A decade after a back-and-forth legislative battle that saw both doctors and lawyers visiting the state capitol by the hundreds – perhaps thousands – to argue for or against tort reforms that led to state law modifications in 2003, the two professions recently changed lobbying tactics by mutually agreeing on a new reform that both sides say will help.
As a result, Senate Bill 379 sailed smoothly through the Pennsylvania House and Senate, and was recently signed by Governor Corbett.
SB 379, also known as the Benevolent Gesture Medical Professional Liability Act, allows health care providers to make benevolent gestures prior to the start of medical malpractice lawsuits, mediations, arbitrations or administrative actions and not have those statements or gestures of contrition used against them as long as such actions are not statements of negligence or fault.
Ten years ago, debate was often heated between the two groups when it came to issues involving professional liability reform, but this time, doctors and lawyers agree that saying I’m sorry makes sense in specific situations.
“As physicians, it is part of our job – part of our moral and ethical responsibility – to respond to patients and families when there are less than favorable outcomes,” said C. Richard Schott, MD, 2012-’13 president of the Pennsylvania Medical Society who practices cardiology in suburban Philadelphia. “Medicine is not an exact science, and outcomes may be unpredictable. Benevolent gestures are always appropriate and physicians should not have to fear giving them.”
According to attorneys, the rule will be helpful to those often involved in potential disputes. In a July 2013 article after the bill passed the Pennsylvania Senate 50-0, the Legal Intelligencer wrote that Samuel D. Hodge Jr., a professor and chair of the legal studies department at Temple University, said the apology rules in 36 other jurisdictions have shown benefits. The Legal Intelligencer article mentioned that sometimes claims are filed simply because patients want answers or families want closure.
The Legal Intelligencer article added that Scott B. Cooper of SchmidtKramer in Harrisburg, the 2012-13 president of the Pennsylvania Association of Justice trial lawyers group, said that trial lawyers have always supported some type of apology rule.
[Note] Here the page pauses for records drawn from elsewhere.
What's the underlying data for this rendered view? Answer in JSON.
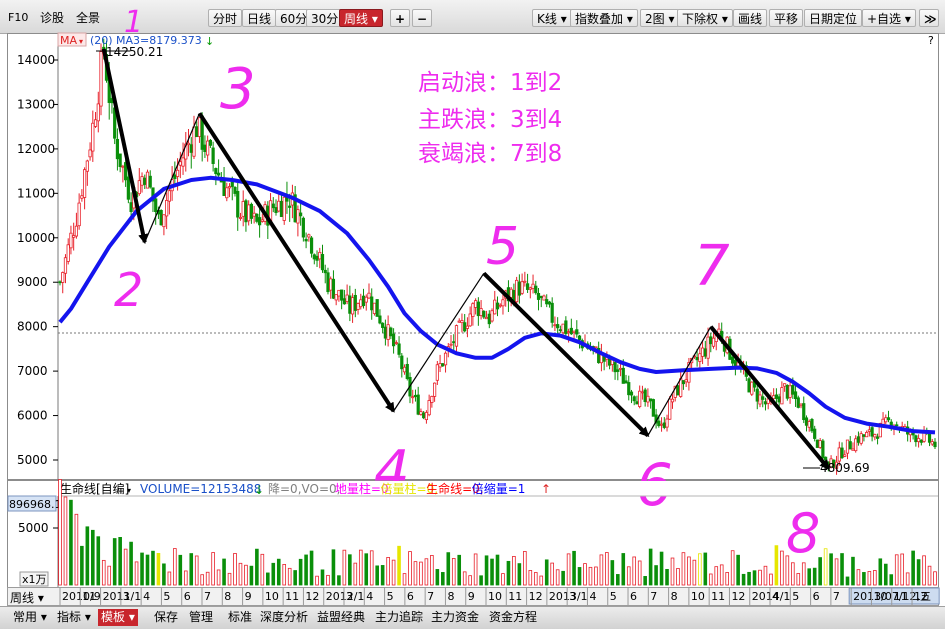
{
  "toolbar": {
    "f10": "F10",
    "diagnose": "诊股",
    "full_view": "全景",
    "periods": [
      "分时",
      "日线",
      "60分",
      "30分",
      "周线"
    ],
    "active_period": "周线",
    "zoom_in": "+",
    "zoom_out": "−",
    "kline_type": "K线",
    "index_overlay": "指数叠加",
    "two_charts": "2图",
    "ex_right": "下除权",
    "draw_line": "画线",
    "pan": "平移",
    "date_locate": "日期定位",
    "add_watchlist": "+自选",
    "end": "≫"
  },
  "price_chart": {
    "ma_button": "MA",
    "ma_period": "(20)",
    "ma3_label": "MA3=8179.373",
    "question": "?",
    "high_label": "14250.21",
    "low_label": "4809.69",
    "y_ticks": [
      "14000",
      "13000",
      "12000",
      "11000",
      "10000",
      "9000",
      "8000",
      "7000",
      "6000",
      "5000"
    ],
    "notes": [
      "启动浪：1到2",
      "主跌浪：3到4",
      "衰竭浪：7到8"
    ],
    "wave_numbers": [
      "1",
      "2",
      "3",
      "4",
      "5",
      "6",
      "7",
      "8"
    ]
  },
  "volume_chart": {
    "indicator_name": "生命线[自编]",
    "volume_label": "VOLUME=12153488",
    "legend": [
      {
        "text": "降=0,VO=0,",
        "color": "#808080"
      },
      {
        "text": "地量柱=0,",
        "color": "#ff00ff"
      },
      {
        "text": "倍量柱=0,",
        "color": "#e6e600"
      },
      {
        "text": "生命线=0,",
        "color": "#ff0000"
      },
      {
        "text": "倍缩量=1",
        "color": "#0000ff"
      }
    ],
    "max_value": "896968.1",
    "mid_tick": "5000",
    "unit": "x1万"
  },
  "x_axis": {
    "period_label": "周线",
    "labels": [
      "2010/9",
      "11",
      "2011/1",
      "3",
      "4",
      "5",
      "6",
      "7",
      "8",
      "9",
      "10",
      "11",
      "12",
      "2012/1",
      "3",
      "4",
      "5",
      "6",
      "7",
      "8",
      "9",
      "10",
      "11",
      "12",
      "2013/1",
      "3",
      "4",
      "5",
      "6",
      "7",
      "8",
      "10",
      "11",
      "12",
      "2014/1",
      "4",
      "5",
      "6",
      "7",
      "2013/07/12,五",
      "10",
      "11",
      "12"
    ],
    "cursor_date": "2013/07/12,五"
  },
  "bottom_tabs": [
    "常用",
    "指标",
    "模板",
    "保存",
    "管理",
    "标准",
    "深度分析",
    "益盟经典",
    "主力追踪",
    "主力资金",
    "资金方程"
  ],
  "active_bottom_tab": "模板",
  "chart_data": {
    "type": "candlestick",
    "period": "weekly",
    "ylim": [
      4600,
      14500
    ],
    "price_path": [
      [
        0,
        9000
      ],
      [
        6,
        10500
      ],
      [
        12,
        12500
      ],
      [
        16,
        14250
      ],
      [
        20,
        12200
      ],
      [
        26,
        10900
      ],
      [
        31,
        11500
      ],
      [
        36,
        10400
      ],
      [
        41,
        11200
      ],
      [
        46,
        12000
      ],
      [
        50,
        12500
      ],
      [
        55,
        11800
      ],
      [
        60,
        11200
      ],
      [
        66,
        10600
      ],
      [
        72,
        10300
      ],
      [
        78,
        10700
      ],
      [
        84,
        10900
      ],
      [
        90,
        10200
      ],
      [
        98,
        9000
      ],
      [
        106,
        8400
      ],
      [
        112,
        8800
      ],
      [
        118,
        8100
      ],
      [
        124,
        7300
      ],
      [
        128,
        6500
      ],
      [
        133,
        6000
      ],
      [
        138,
        7000
      ],
      [
        145,
        7800
      ],
      [
        152,
        8500
      ],
      [
        157,
        8200
      ],
      [
        162,
        8600
      ],
      [
        168,
        8900
      ],
      [
        174,
        8700
      ],
      [
        180,
        8200
      ],
      [
        188,
        7800
      ],
      [
        196,
        7400
      ],
      [
        204,
        7000
      ],
      [
        210,
        6500
      ],
      [
        216,
        6200
      ],
      [
        220,
        5700
      ],
      [
        224,
        6400
      ],
      [
        230,
        7000
      ],
      [
        236,
        7500
      ],
      [
        241,
        7900
      ],
      [
        247,
        7200
      ],
      [
        253,
        6600
      ],
      [
        259,
        6200
      ],
      [
        265,
        6600
      ],
      [
        270,
        6300
      ],
      [
        276,
        5600
      ],
      [
        281,
        4810
      ],
      [
        286,
        5200
      ],
      [
        292,
        5500
      ],
      [
        298,
        5600
      ],
      [
        304,
        5900
      ],
      [
        310,
        5600
      ],
      [
        316,
        5500
      ],
      [
        320,
        5350
      ]
    ],
    "ma_line": [
      [
        0,
        8100
      ],
      [
        4,
        8400
      ],
      [
        10,
        9000
      ],
      [
        18,
        9800
      ],
      [
        28,
        10600
      ],
      [
        38,
        11100
      ],
      [
        48,
        11300
      ],
      [
        55,
        11350
      ],
      [
        63,
        11300
      ],
      [
        72,
        11200
      ],
      [
        85,
        10900
      ],
      [
        95,
        10600
      ],
      [
        105,
        10100
      ],
      [
        113,
        9500
      ],
      [
        120,
        8900
      ],
      [
        126,
        8300
      ],
      [
        132,
        7900
      ],
      [
        138,
        7600
      ],
      [
        145,
        7400
      ],
      [
        152,
        7300
      ],
      [
        158,
        7300
      ],
      [
        164,
        7500
      ],
      [
        170,
        7750
      ],
      [
        176,
        7850
      ],
      [
        183,
        7800
      ],
      [
        190,
        7650
      ],
      [
        198,
        7400
      ],
      [
        205,
        7200
      ],
      [
        212,
        7050
      ],
      [
        218,
        6980
      ],
      [
        228,
        7020
      ],
      [
        238,
        7050
      ],
      [
        248,
        7080
      ],
      [
        255,
        7060
      ],
      [
        262,
        6960
      ],
      [
        268,
        6760
      ],
      [
        274,
        6500
      ],
      [
        280,
        6200
      ],
      [
        287,
        5950
      ],
      [
        295,
        5820
      ],
      [
        303,
        5750
      ],
      [
        312,
        5650
      ],
      [
        320,
        5620
      ]
    ],
    "reference_line": 7870,
    "high": 14250.21,
    "low": 4809.69,
    "ma3": 8179.373,
    "waves": [
      {
        "label": "1",
        "index": 16,
        "price": 14250
      },
      {
        "label": "2",
        "index": 31,
        "price": 9900
      },
      {
        "label": "3",
        "index": 51,
        "price": 12800
      },
      {
        "label": "4",
        "index": 122,
        "price": 6100
      },
      {
        "label": "5",
        "index": 155,
        "price": 9200
      },
      {
        "label": "6",
        "index": 215,
        "price": 5550
      },
      {
        "label": "7",
        "index": 238,
        "price": 8000
      },
      {
        "label": "8",
        "index": 281,
        "price": 4810
      }
    ],
    "volume_ymax": 896968.1,
    "highlight_volume_indices": [
      3,
      37,
      125,
      234,
      262,
      280
    ]
  }
}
“Quite frankly, a lot of members don’t mind doctors who say they are sorry,” because they often have people call them up thinking they have malpractice cases when the physicians didn’t say they were sorry, Cooper was quoted in the article.
George B. Faller Jr., a partner with Martson Deardorff Williams Otto Gilroy & Faller based in Carlisle, Pa., agrees with Attorney Cooper.
“My practice is pretty much split evenly between Plaintiffs and Defendants and doing some work as a mediator or arbitrator,” said Attorney Faller. “The Rules of Evidence have long held that if a defendant paid for plaintiff’s medical expenses, property damage, etc. this ‘benevolent gesture’ was not admissible in court. This legislation that allows the physician to offer a simple apology and an early stage is a logical and needed extension of this concept. I have often seen cases as a litigant and a Mediator where the party who is suing says ‘I never would have sued if he had just said sorry.’ I am fairly certain that the passing of this bill will allow doctors to offer or express some words of compassion that they otherwise may have held back.”
SB 379 was introduced by Pat Vance (R-Cumberland). It took less than a year from introduction to pass both chambers in part due to doctors and lawyers being in agreement.
“Stakeholders were able to put aside their competing interests to come to a compromise,” Vance said.
House Majority Leader Mike Turzai (R-Allegheny County), who was also instrumental in the effort, said, “We are working toward commonsense legal reforms aimed at bringing fairness, balance and stability to Pennsylvania’s civil justice system, and benevolent gesture is a part of it.”
In addition, Governor Corbett included the legislation as part of his Healthy PA plan.
“We have a new law that had support of both doctors and lawyers,” said Bruce A. MacLeod, 2013-’14 president of the Pennsylvania Medical Society and a practicing emergency physician in Pittsburgh. “That doesn’t happen every day, but it’s good to know there’s agreement that this change makes sense.”